そもそもモアイを選んだことや、宇宙に興味があること。それは池原がSF好きだったことも影響しているという。

「UFOとか大好きですしね。実際、JAXAの施設に自由に出入りできるのは楽しかったですね。いちおう、現在も研究は継続中なんですが、JAXA通いはひと区切りつきました。大変なこともありましたけど、楽ししかったからいいかな。それは本業でも同じです。楽しくなかったらやりたくない」

アメリカの技術であるモルタル造形にピンときたこと、即座に浦安に飛び込んだこと、反対されながらもフィギュアのモチーフをモアイにすることで押し通し、成功したこと……。こうした池原のひらめきの源泉は、いったいどこにあるのだろう?

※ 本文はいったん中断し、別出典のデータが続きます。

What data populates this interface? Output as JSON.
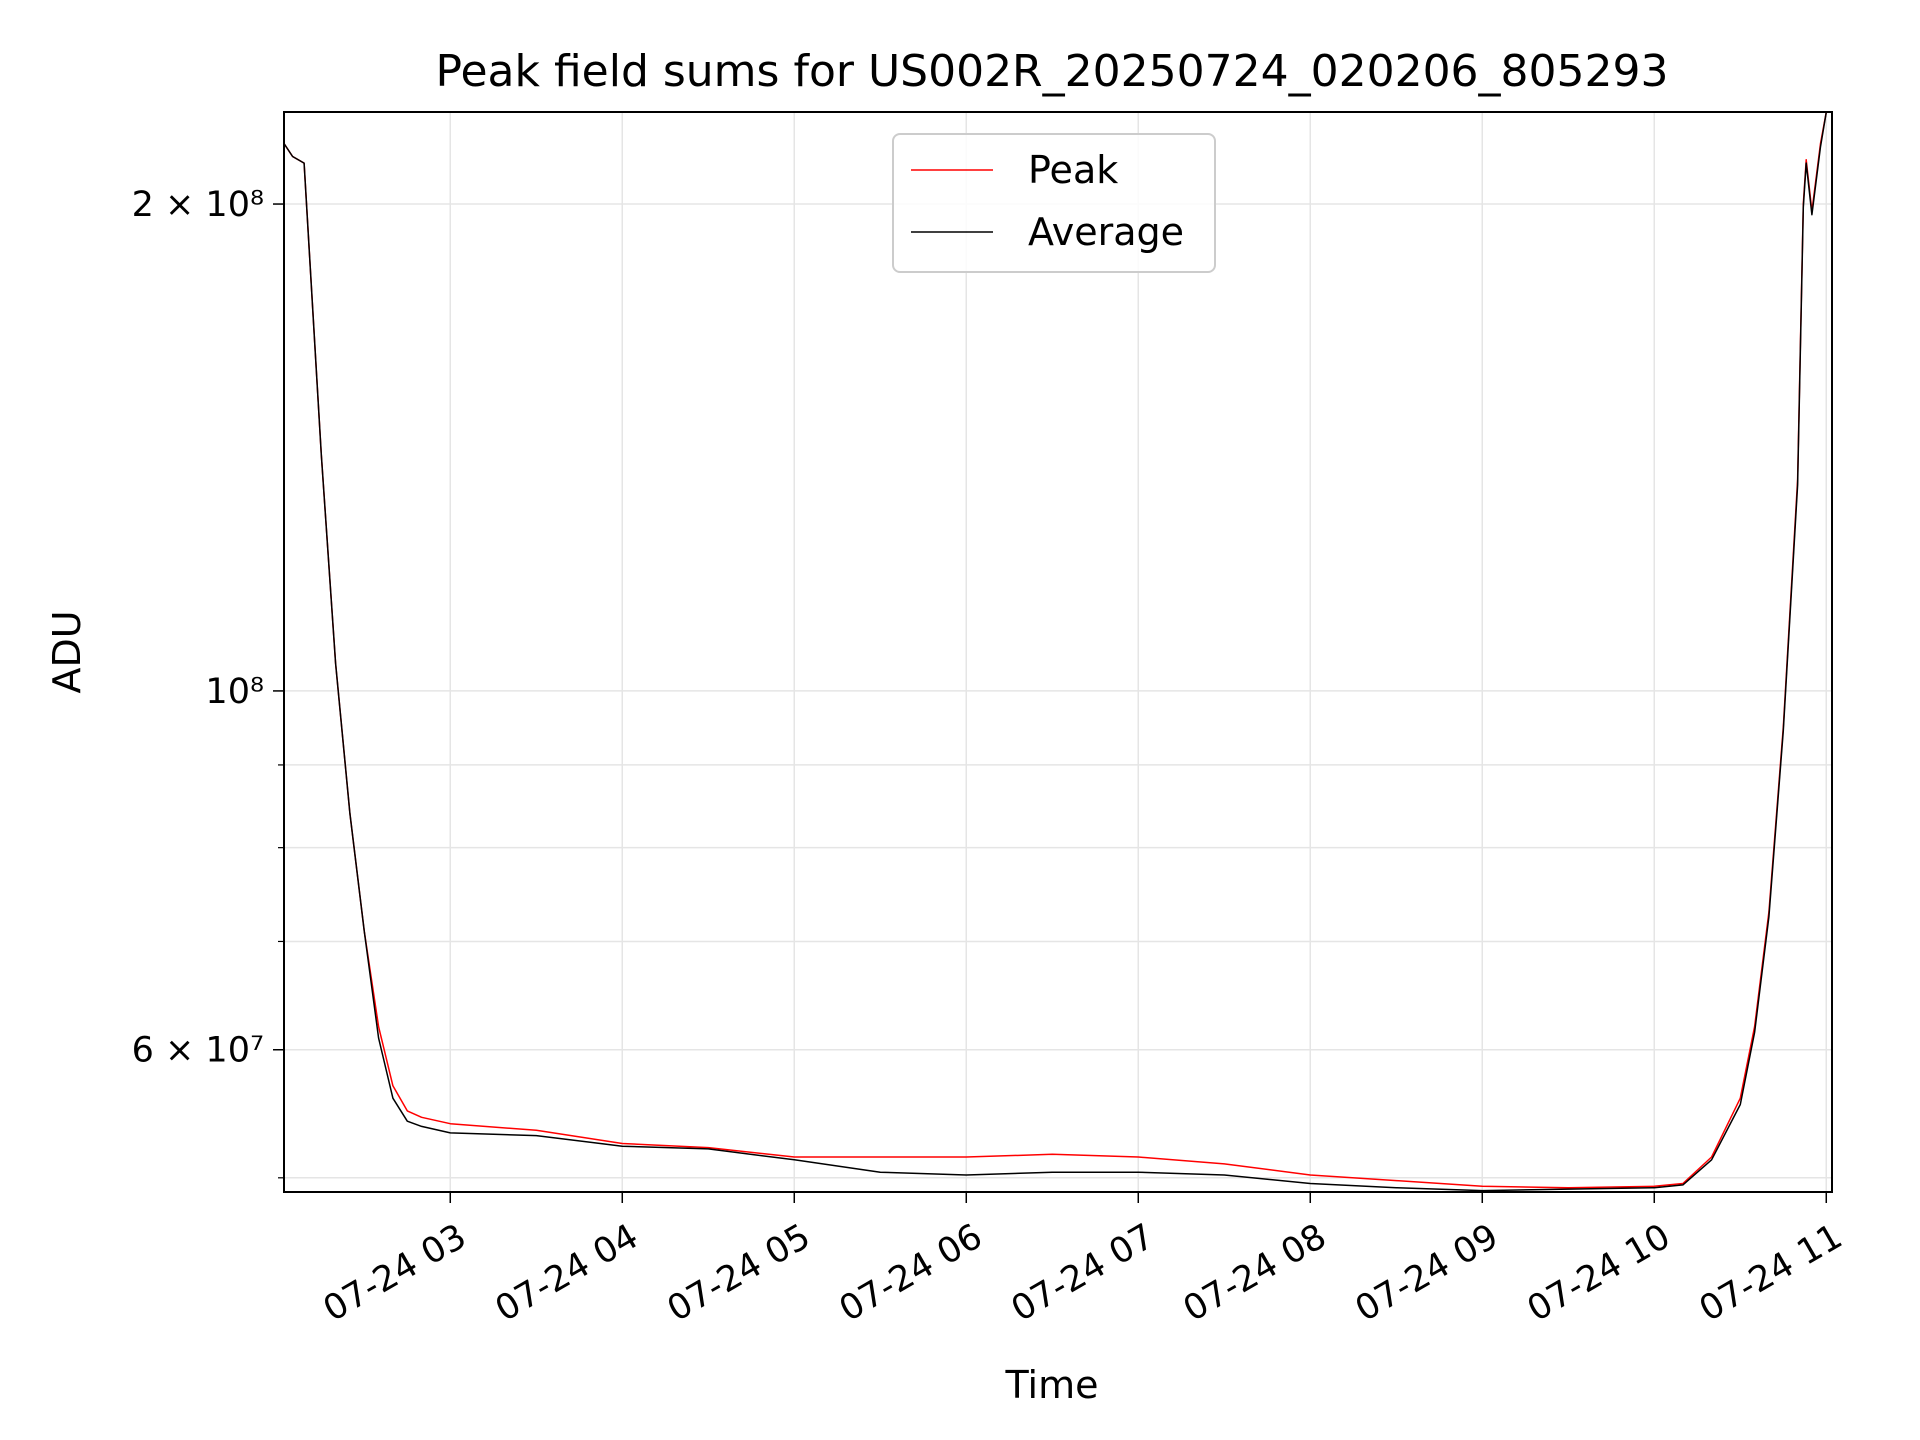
{
  "chart_data": {
    "type": "line",
    "title": "Peak field sums for US002R_20250724_020206_805293",
    "xlabel": "Time",
    "ylabel": "ADU",
    "yscale": "log",
    "ylim": [
      49000000,
      228000000
    ],
    "xlim": [
      "2025-07-24 02:02",
      "2025-07-24 11:02"
    ],
    "grid": true,
    "legend": "upper center",
    "x_ticks": [
      "07-24 03",
      "07-24 04",
      "07-24 05",
      "07-24 06",
      "07-24 07",
      "07-24 08",
      "07-24 09",
      "07-24 10",
      "07-24 11"
    ],
    "y_ticks": [
      {
        "value": 200000000,
        "label": "2 × 10⁸"
      },
      {
        "value": 100000000,
        "label": "10⁸"
      },
      {
        "value": 60000000,
        "label": "6 × 10⁷"
      }
    ],
    "y_minor_ticks": [
      50000000,
      70000000,
      80000000,
      90000000
    ],
    "x": [
      "2025-07-24 02:02",
      "2025-07-24 02:05",
      "2025-07-24 02:09",
      "2025-07-24 02:15",
      "2025-07-24 02:20",
      "2025-07-24 02:25",
      "2025-07-24 02:30",
      "2025-07-24 02:35",
      "2025-07-24 02:40",
      "2025-07-24 02:45",
      "2025-07-24 02:50",
      "2025-07-24 03:00",
      "2025-07-24 03:30",
      "2025-07-24 04:00",
      "2025-07-24 04:30",
      "2025-07-24 05:00",
      "2025-07-24 05:30",
      "2025-07-24 06:00",
      "2025-07-24 06:30",
      "2025-07-24 07:00",
      "2025-07-24 07:30",
      "2025-07-24 08:00",
      "2025-07-24 08:30",
      "2025-07-24 09:00",
      "2025-07-24 09:30",
      "2025-07-24 10:00",
      "2025-07-24 10:10",
      "2025-07-24 10:20",
      "2025-07-24 10:30",
      "2025-07-24 10:35",
      "2025-07-24 10:40",
      "2025-07-24 10:45",
      "2025-07-24 10:50",
      "2025-07-24 10:52",
      "2025-07-24 10:53",
      "2025-07-24 10:55",
      "2025-07-24 10:58",
      "2025-07-24 11:00"
    ],
    "series": [
      {
        "name": "Peak",
        "color": "#ff0000",
        "values": [
          218000000,
          214000000,
          212000000,
          140000000,
          104000000,
          84000000,
          71000000,
          62000000,
          57000000,
          55000000,
          54500000,
          54000000,
          53500000,
          52500000,
          52200000,
          51500000,
          51500000,
          51500000,
          51700000,
          51500000,
          51000000,
          50200000,
          49800000,
          49400000,
          49300000,
          49400000,
          49600000,
          51500000,
          56000000,
          62000000,
          73000000,
          95000000,
          135000000,
          200000000,
          213000000,
          198000000,
          218000000,
          228000000
        ]
      },
      {
        "name": "Average",
        "color": "#000000",
        "values": [
          218000000,
          214000000,
          212000000,
          140000000,
          104000000,
          84000000,
          71000000,
          61000000,
          56000000,
          54200000,
          53800000,
          53300000,
          53100000,
          52300000,
          52100000,
          51300000,
          50400000,
          50200000,
          50400000,
          50400000,
          50200000,
          49600000,
          49300000,
          49100000,
          49200000,
          49300000,
          49500000,
          51300000,
          55500000,
          61500000,
          72500000,
          94500000,
          134000000,
          199000000,
          212000000,
          197000000,
          217000000,
          228000000
        ]
      }
    ]
  }
}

「うーん、常に『なぜ?』を繰り返していること……かもしれませんね。クルマで走っているときも看板のデザインを見て『なぜ、このフォントにしたのか? 自分ならどうするだろう?』とか、買い物しているときも『なぜ、自分はこの商品を手に取ってしまったのか? なにに惹かれたんだろう?』とか、いちいち考えるのが好きなんです。あと、ネタ帳があって思いついたアイデアは常に書き留めていますね。枕元にも置いておくし、なんならお酒飲んでるときも必ずメモします。人は忘れちゃいますから」

常に「なぜ」を考え続ける池原だが、仕事での人との出会いがよい刺激になるのだという。

「お仕事で知り合った全国各地の仲間とお酒を飲むことが楽しい。というか、僕は『一緒に飲みに行きたいな』って思う人としか仕事してないんですよ。だって、楽しいお酒を飲みたいじゃないですか。そうやって日本中47都道府県に会いに行きたい仕事仲間をつくるのが、今のところの夢ですね」

モルタル造形をきっかけに砂を固める独自技術を生み出し、JAXAとの共同開発まで実現。なにごとも楽しみながら試行錯誤を繰り返し、その原因と結果を探求し続ける。彼は常に楽しんでいるのだ。取材中、辛いことや大変なこともあったはずの経歴を笑いながら飄々と語る池原を見ていると、そこにこそ、彼のアイデアの源泉があるように思えた。

モルタルマジック
池原正樹
いけはら・まさき/1970年8月11日鳥取県生まれ。大阪体育大学卒業。実業団バレー部に所属した後、家業の土木建築業を継ぐ。まだ日本では技能者が少なかったモルタル造形を事業化し、モルタルマジックを設立。2008年、砂や土、灰などの質感を保ったまま固める粉状固形化技術を発明。全国各地のみやげ物をはじめ、宇宙開発研究にも役立つと期待されている。